The root-mean-square error (RMSE), also called the residual standard deviation, is the standard deviation of the residual values [24]. It measures how scattered the residuals are and quantifies the concentration of the data around the prediction line. RMSE = 0 signifies the absence of errors in the regression (i.e., all measured values to coincide with the predictions). A similar condition is also represented by $R^2$ = 1. The RMSE was calculated using the following relation [22]:

$$RMSE=\sqrt{\frac{1}{N}{\displaystyle \sum }_{i=1}^N{\left[{\left(\raisebox{1ex}{$∆P$}\!\left/ \!\raisebox{-1ex}{$L$}\right.\right)}_{exp,i}-{\left(\raisebox{1ex}{$∆P$}\!\left/ \!\raisebox{-1ex}{$L$}\right.\right)}_{pred,i}\right]}^2}$$

(24)

The values of RMSEs are reported in Table 3. The lowest value of RMSE was for the current model. Higher RMSEs for other models underscore their inherent incapability of yielding reliable predictions.

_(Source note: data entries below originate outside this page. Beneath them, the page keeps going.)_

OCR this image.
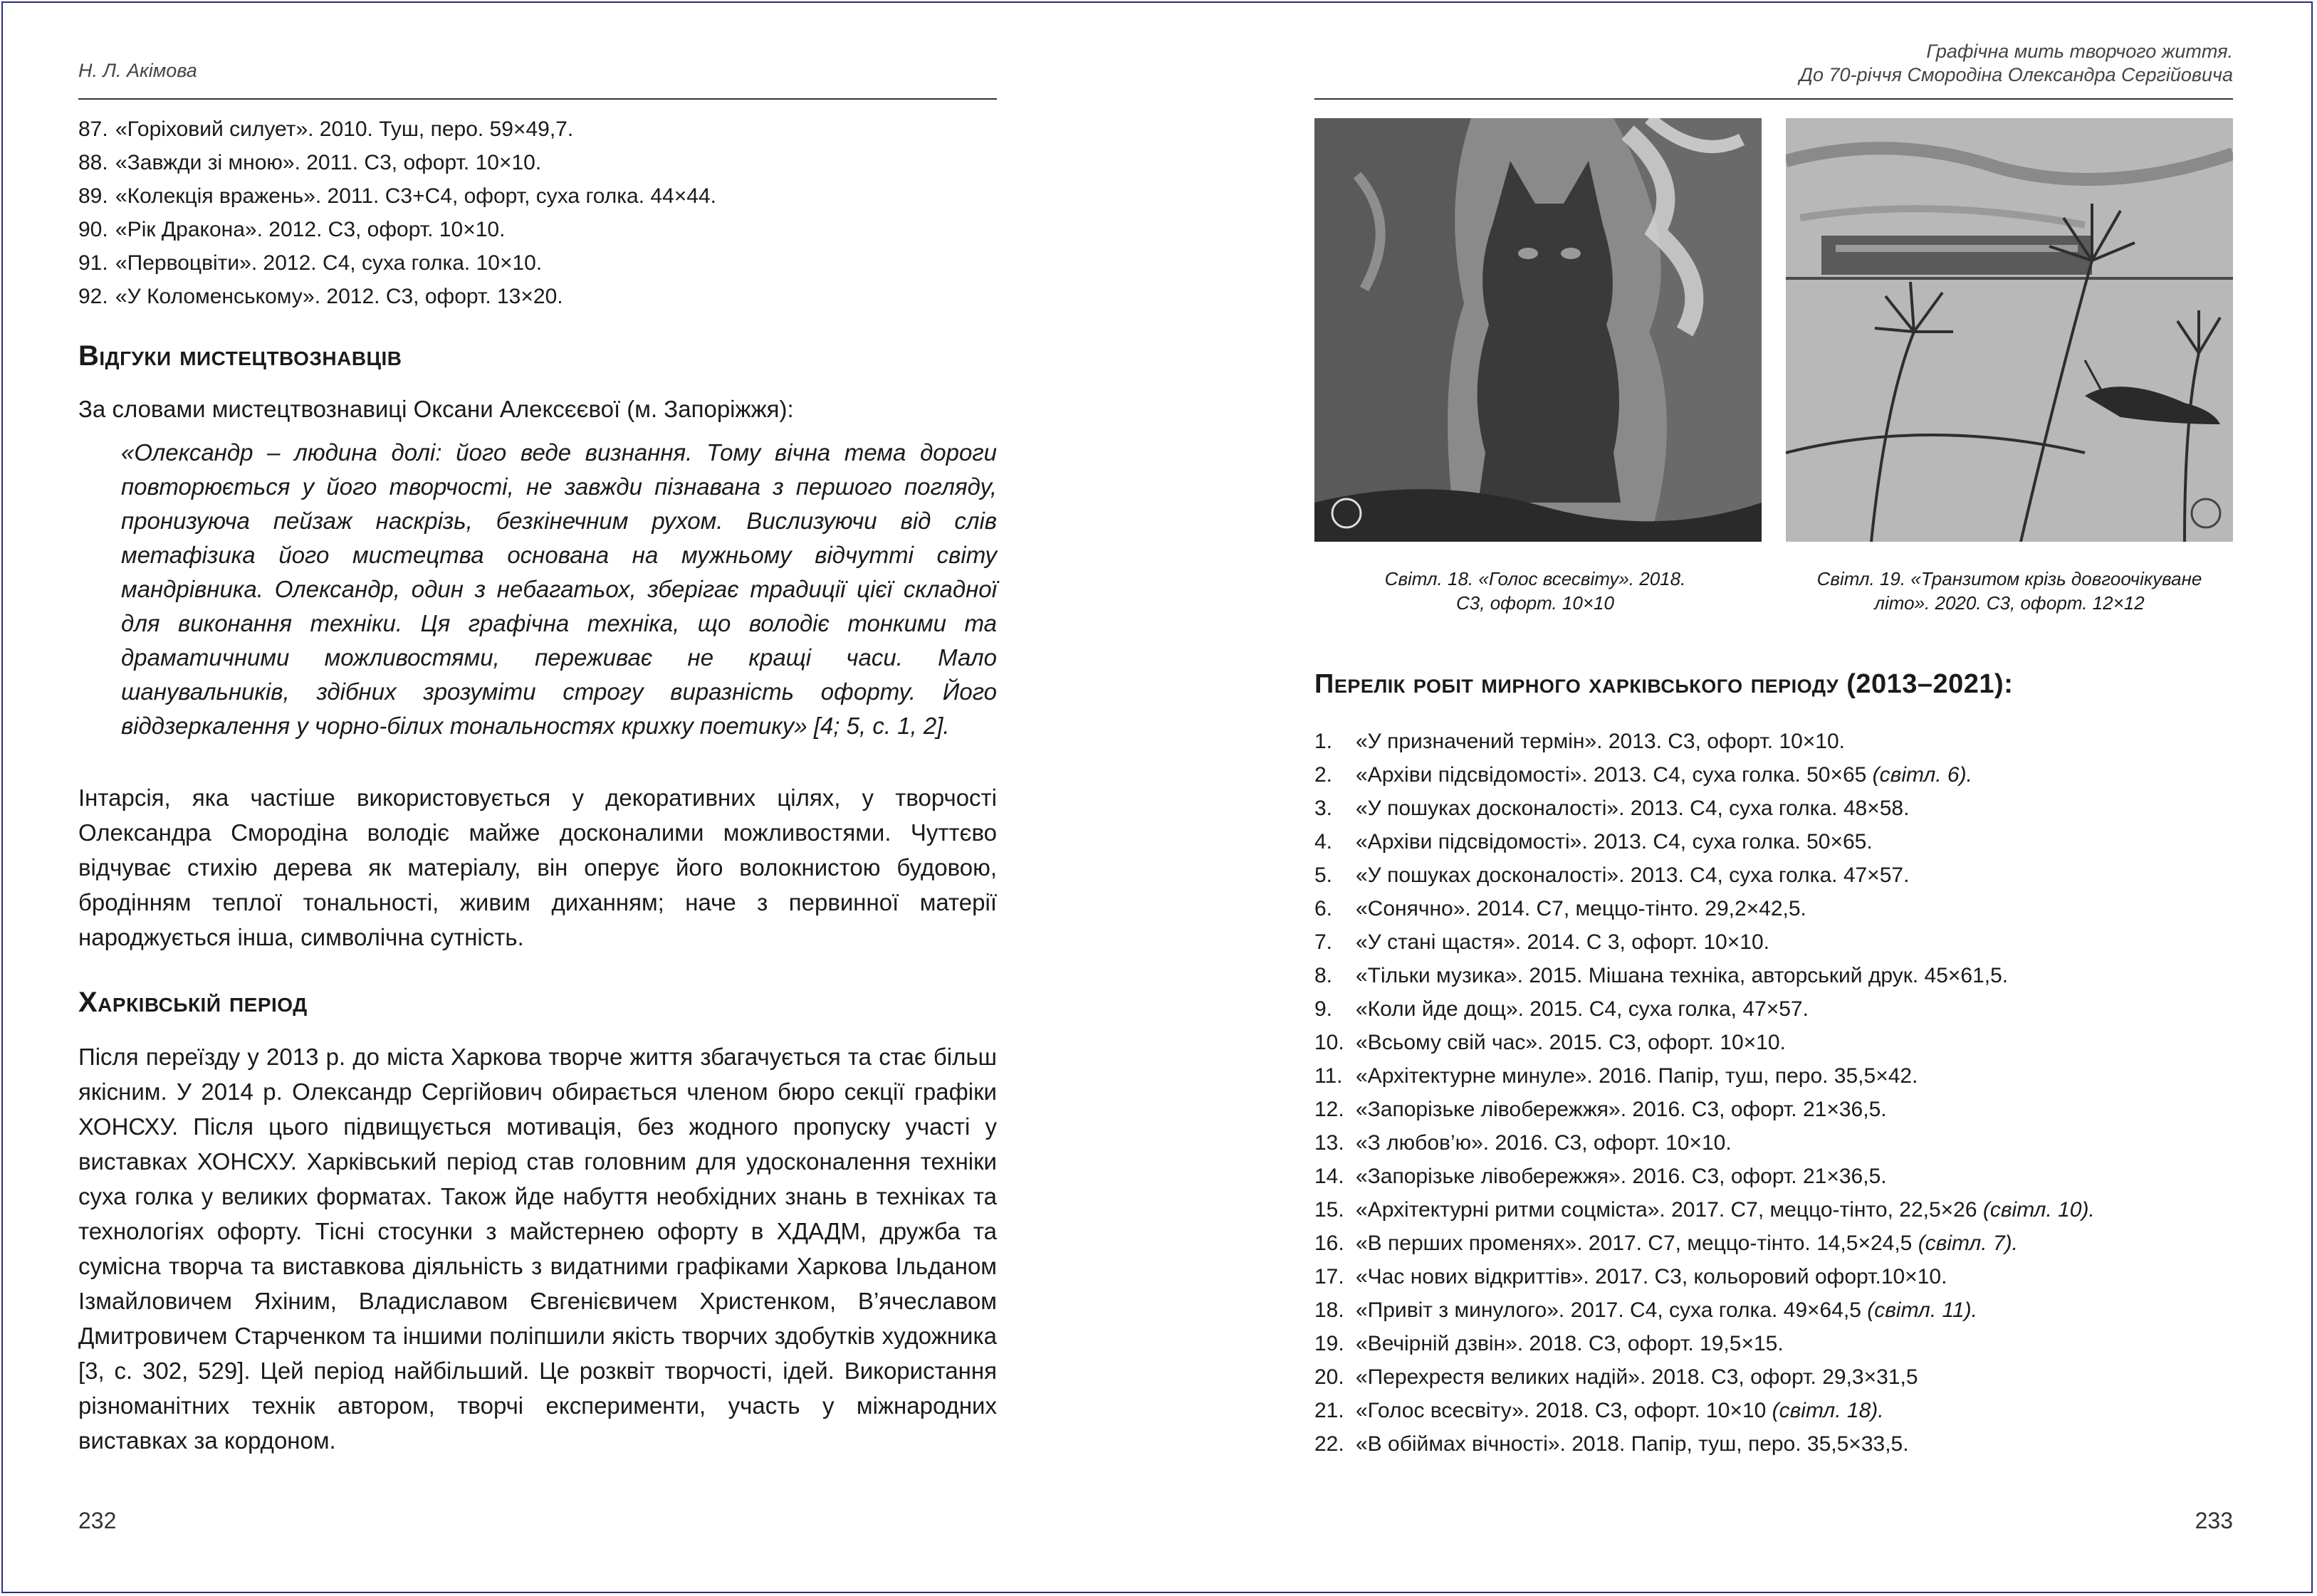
Н. Л. Акімова
87. «Горіховий силует». 2010. Туш, перо. 59×49,7.
88. «Завжди зі мною». 2011. С3, офорт. 10×10.
89. «Колекція вражень». 2011. С3+С4, офорт, суха голка. 44×44.
90. «Рік Дракона». 2012. С3, офорт. 10×10.
91. «Первоцвіти». 2012. С4, суха голка. 10×10.
92. «У Коломенському». 2012. С3, офорт. 13×20.
Відгуки мистецтвознавців

За словами мистецтвознавиці Оксани Алексєєвої (м. Запоріжжя):

«Олександр – людина долі: його веде визнання. Тому вічна тема дороги повторюється у його творчості, не завжди пізнавана з першого погляду, пронизуюча пейзаж наскрізь, безкінечним рухом. Вислизуючи від слів метафізика його мистецтва основана на мужньому відчутті світу мандрівника. Олександр, один з небагатьох, зберігає традиції цієї складної для виконання техніки. Ця графічна техніка, що володіє тонкими та драматичними можливостями, переживає не кращі часи. Мало шанувальників, здібних зрозуміти строгу виразність офорту. Його віддзеркалення у чорно-білих тональностях крихку поетику» [4; 5, с. 1, 2].

Інтарсія, яка частіше використовується у декоративних цілях, у творчості Олександра Смородіна володіє майже досконалими можливостями. Чуттєво відчуває стихію дерева як матеріалу, він оперує його волокнистою будовою, бродінням теплої тональності, живим диханням; наче з первинної матерії народжується інша, символічна сутність.

Харківській період

Після переїзду у 2013 р. до міста Харкова творче життя збагачується та стає більш якісним. У 2014 р. Олександр Сергійович обирається членом бюро секції графіки ХОНСХУ. Після цього підвищується мотивація, без жодного пропуску участі у виставках ХОНСХУ. Харківський період став головним для удосконалення техніки суха голка у великих форматах. Також йде набуття необхідних знань в техніках та технологіях офорту. Тісні стосунки з майстернею офорту в ХДАДМ, дружба та сумісна творча та виставкова діяльність з видатними графіками Харкова Ільданом Ізмайловичем Яхіним, Владиславом Євгенієвичем Христенком, В’ячеславом Дмитровичем Старченком та іншими поліпшили якість творчих здобутків художника [3, с. 302, 529]. Цей період найбільший. Це розквіт творчості, ідей. Використання різноманітних технік автором, творчі експерименти, участь у міжнародних виставках за кордоном.

232
Графічна мить творчого життя.
До 70-річчя Смородіна Олександра Сергійовича
Світл. 18. «Голос всесвіту». 2018.
С3, офорт. 10×10
Світл. 19. «Транзитом крізь довгоочікуване
літо». 2020. С3, офорт. 12×12
Перелік робіт мирного харківського періоду (2013–2021):
1. «У призначений термін». 2013. С3, офорт. 10×10.
2. «Архіви підсвідомості». 2013. С4, суха голка. 50×65 (світл. 6).
3. «У пошуках досконалості». 2013. С4, суха голка. 48×58.
4. «Архіви підсвідомості». 2013. С4, суха голка. 50×65.
5. «У пошуках досконалості». 2013. С4, суха голка. 47×57.
6. «Сонячно». 2014. С7, меццо-тінто. 29,2×42,5.
7. «У стані щастя». 2014. С 3, офорт. 10×10.
8. «Тільки музика». 2015. Мішана техніка, авторський друк. 45×61,5.
9. «Коли йде дощ». 2015. С4, суха голка, 47×57.
10. «Всьому свій час». 2015. С3, офорт. 10×10.
11. «Архітектурне минуле». 2016. Папір, туш, перо. 35,5×42.
12. «Запорізьке лівобережжя». 2016. С3, офорт. 21×36,5.
13. «З любов’ю». 2016. С3, офорт. 10×10.
14. «Запорізьке лівобережжя». 2016. С3, офорт. 21×36,5.
15. «Архітектурні ритми соцміста». 2017. С7, меццо-тінто, 22,5×26 (світл. 10).
16. «В перших променях». 2017. С7, меццо-тінто. 14,5×24,5 (світл. 7).
17. «Час нових відкриттів». 2017. С3, кольоровий офорт.10×10.
18. «Привіт з минулого». 2017. С4, суха голка. 49×64,5 (світл. 11).
19. «Вечірній дзвін». 2018. С3, офорт. 19,5×15.
20. «Перехрестя великих надій». 2018. С3, офорт. 29,3×31,5
21. «Голос всесвіту». 2018. С3, офорт. 10×10 (світл. 18).
22. «В обіймах вічності». 2018. Папір, туш, перо. 35,5×33,5.
233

4.4.3. Average Absolute Relative Deviation

The average absolute relative deviation (AARD) measures the average magnitude of the difference between the predictions and the measurements. It provides a quantitative idea of the extent of the dispersion and the relative amount of deviation [25]. The following equation was used to calculate AARD [22]:

$$AARD=\frac{1}{N}{\displaystyle \sum }_{i=1}^N\frac{\left|{\left(\raisebox{1ex}{$∆P$}\!\left/ \!\raisebox{-1ex}{$L$}\right.\right)}_{exp,i}-{\left(\raisebox{1ex}{$∆P$}\!\left/ \!\raisebox{-1ex}{$L$}\right.\right)}_{pred,i}\right|}{{\left(\raisebox{1ex}{$∆P$}\!\left/ \!\raisebox{-1ex}{$L$}\right.\right)}_{exp,i}}$$

(25)

Figure 10 shows the comparative values of AARD for different models. The proposed model produced the lowest magnitude of AARD (i.e., its predictions were least dispersed).

5. Conclusions

The purpose of the current study was to find a reliable model that can be used to design WAF pipelines. As part of the research, the most relevant models available in the literature were reviewed and analyzed using independent datasets. The performance of these models could not be considered as satisfactory, as some of these models were found to be complicated and most of those were susceptible to process conditions. The predicting capabilities of the previous models were not satisfactory. A new two-parameter model was developed with a phenomenological analysis of the data. The current study can be summarized as follows:

(1)

Two separate sets of pressure gradient data were collected from the literature. Stainless steel and PVC pipelines were used to generate the data. The experimental pipe sizes varied within a broad range of 25 mm to 265 mm. The oil viscosity and the water fraction were also changed over wide ranges of 1.22–26.5 Pa.s and 0.1–0.79, respectively.

(2)

The proposed model could be implemented for the SS and PVC datasets. It provided satisfactory predictions for both datasets, which proves its robustness and adaptability. The model estimates were within ±25% of the experimental measurements.

(3)

The R² was significantly higher, while the RMSE and the AARD were considerably lower for the current model compared to other models.

The model proposed in this study was, thus, validated to be adaptable and capable of producing reliable predictions. It was developed by applying a simple regression algorithm. Efforts are underway to apply artificial intelligence-based data regression techniques such as machine learning algorithms.